Dass die deutsche Klimapolitik mit ihrem Ziel „Treibhausgas-Neutralität bis 2045“ nicht auf einem 1,5-Grad-Pfad ist, ist empirisch also klar erwiesen. Diese Einschätzung wird aber auch von den (sehr zurückhaltenden) Modellen des Weltklimarats IPCC gestützt. Prof. Dr. Dr. Felix Ekardt, der unsere zweite Verfassungsbeschwerde vorbereitet, bringt es auf den Punkt: „Der IPCC gibt ein globales Restbudget von 300 Gigatonnen (Gt) CO2 mit einer Wahrscheinlichkeit von 83 Prozent für die Einhaltung der 1,5-Grad-Grenze ab 1. Januar 2020 an. Bei einem Pro-Kopf-Ansatz würde dies für Deutschland, das ein Hundertstel der Weltbevölkerung ausmacht, einen Rest von 3 GtCO2 bedeuten. Diese Menge hat Deutschland bereits jetzt verbraucht.“[4]
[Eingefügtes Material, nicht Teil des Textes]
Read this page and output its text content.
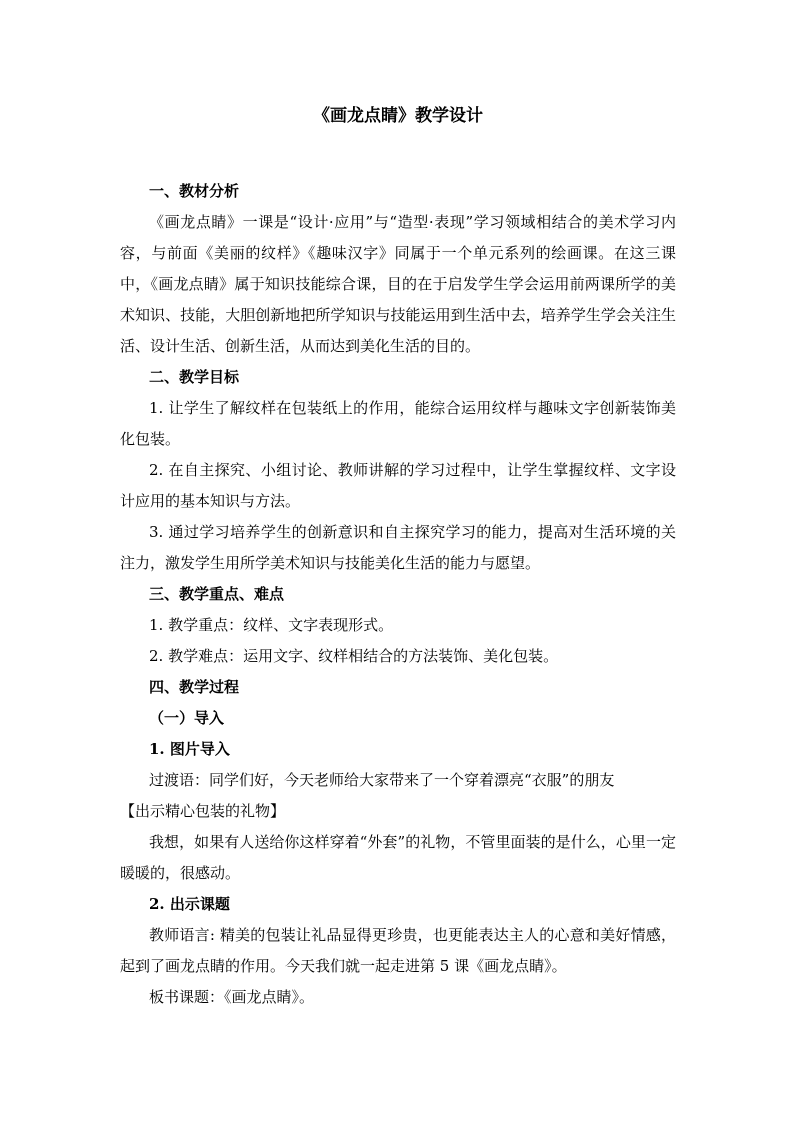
《画龙点睛》教学设计
一、教材分析
《画龙点睛》一课是“设计·应用”与“造型·表现”学习领域相结合的美术学习内容，与前面《美丽的纹样》《趣味汉字》同属于一个单元系列的绘画课。在这三课中，《画龙点睛》属于知识技能综合课，目的在于启发学生学会运用前两课所学的美术知识、技能，大胆创新地把所学知识与技能运用到生活中去，培养学生学会关注生活、设计生活、创新生活，从而达到美化生活的目的。
二、教学目标
1. 让学生了解纹样在包装纸上的作用，能综合运用纹样与趣味文字创新装饰美化包装。
2. 在自主探究、小组讨论、教师讲解的学习过程中，让学生掌握纹样、文字设计应用的基本知识与方法。
3. 通过学习培养学生的创新意识和自主探究学习的能力，提高对生活环境的关注力，激发学生用所学美术知识与技能美化生活的能力与愿望。
三、教学重点、难点
1. 教学重点：纹样、文字表现形式。
2. 教学难点：运用文字、纹样相结合的方法装饰、美化包装。
四、教学过程
（一）导入
1. 图片导入
过渡语：同学们好，今天老师给大家带来了一个穿着漂亮“衣服”的朋友
【出示精心包装的礼物】
我想，如果有人送给你这样穿着“外套”的礼物，不管里面装的是什么，心里一定暖暖的，很感动。
2. 出示课题
教师语言: 精美的包装让礼品显得更珍贵，也更能表达主人的心意和美好情感，起到了画龙点睛的作用。今天我们就一起走进第 5 课《画龙点睛》。
板书课题：《画龙点睛》。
Hinzuzufügen wäre: Selbst wenn man das IPCC-Budget zugrunde legt, das nur eine 66-prozentige Wahrscheinlichkeit der Einhaltung der 1,5-Grad-Grenze bewirkt, dürfte Deutschland nach 2025 kein Gramm CO2 mehr emittieren.[5] Die Bundesregierung ignoriert diese Fakten komplett und macht sich dadurch mitschuldig an den heutigen und künftigen Katastrophen, die aus der Erderhitzung folgen.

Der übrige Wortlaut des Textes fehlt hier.